Sdraiato sulla tiepida arena, dormì il più bel sonno di vita sua. Poi cantò i suoi dodici salmi senza una nota stonata, e pregò con fervore. Com'era quieto e felice in quella solitudine, in quel silenzio!

Ora occorreva andare al fiume per attingere acqua. Andò e tornò, salmeggiando quasi come in estasi. Ma - che è che non è - la brocca si rovesciò, e giù tutta l'acqua a correre per l'arena. "Pazienza!" disse il monaco, e rifece la via andata e ritorno, quieto come l'olio, meditando sulla morte.

Posò a terra la brocca, e di nuovo quella gli sfuggì di mano. Vi rimase un po' di umidore, ma dentro neppure una goccia. "Maledizione! Cos'è mai questo? Il diavolo mi vuole tentare. Orsù, pazienza!". Trafelato, riprende la via, attinge e fa ritorno. E la brocca rotola a terra una terza volta. "Maledetta sii tu! Vattene al diavolo!". Una pedata furiosa e la brocca va in cento pezzi.
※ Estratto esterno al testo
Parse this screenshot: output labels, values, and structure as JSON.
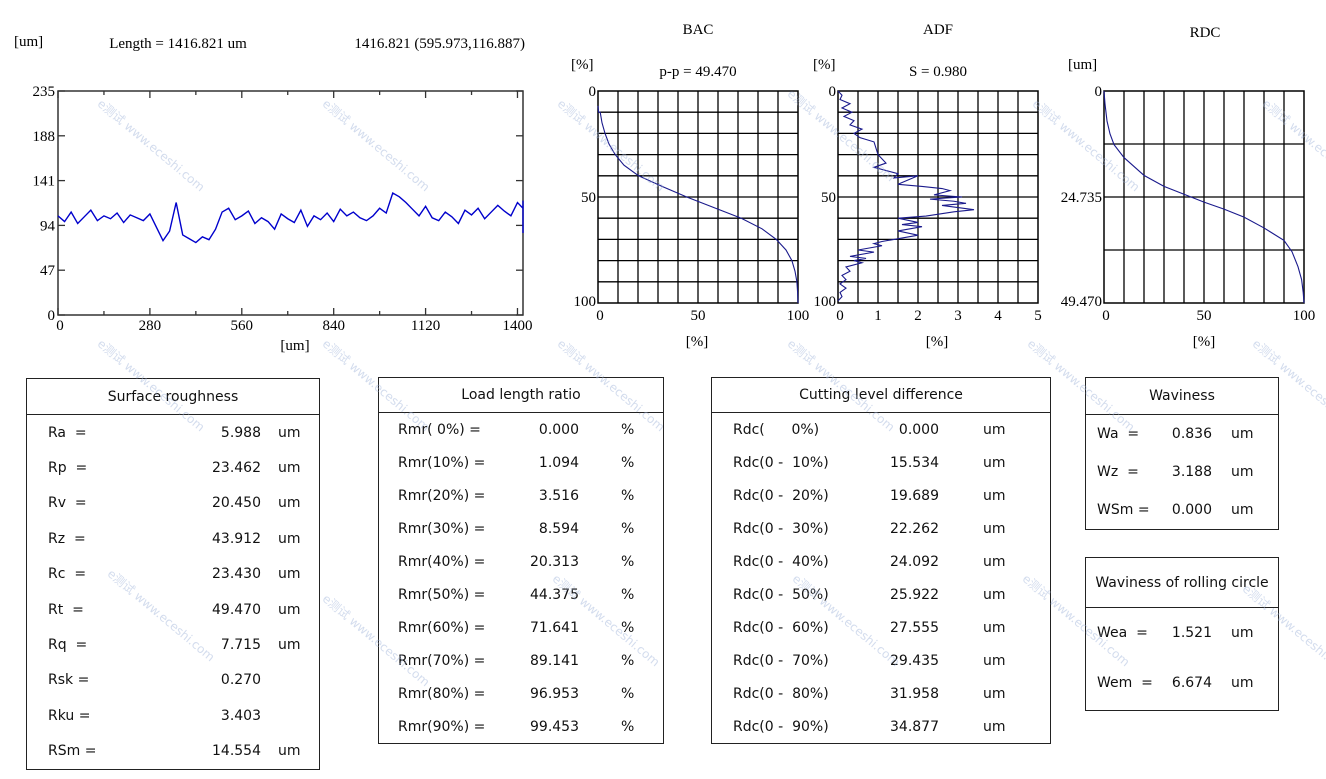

Sferra calci ai frantumi, e solleva un polverone di sabbia. Il povero giovane ha capito, e torna piangendo al monastero. "Padre mio, mea culpa!" dice all'Abate. "Ho rotto la brocca a furia di calci: ecco qua i cocci. La causa delle mie collere non è la compagnia dei fratelli: il nemico (e si picchiava il petto) è qui dentro".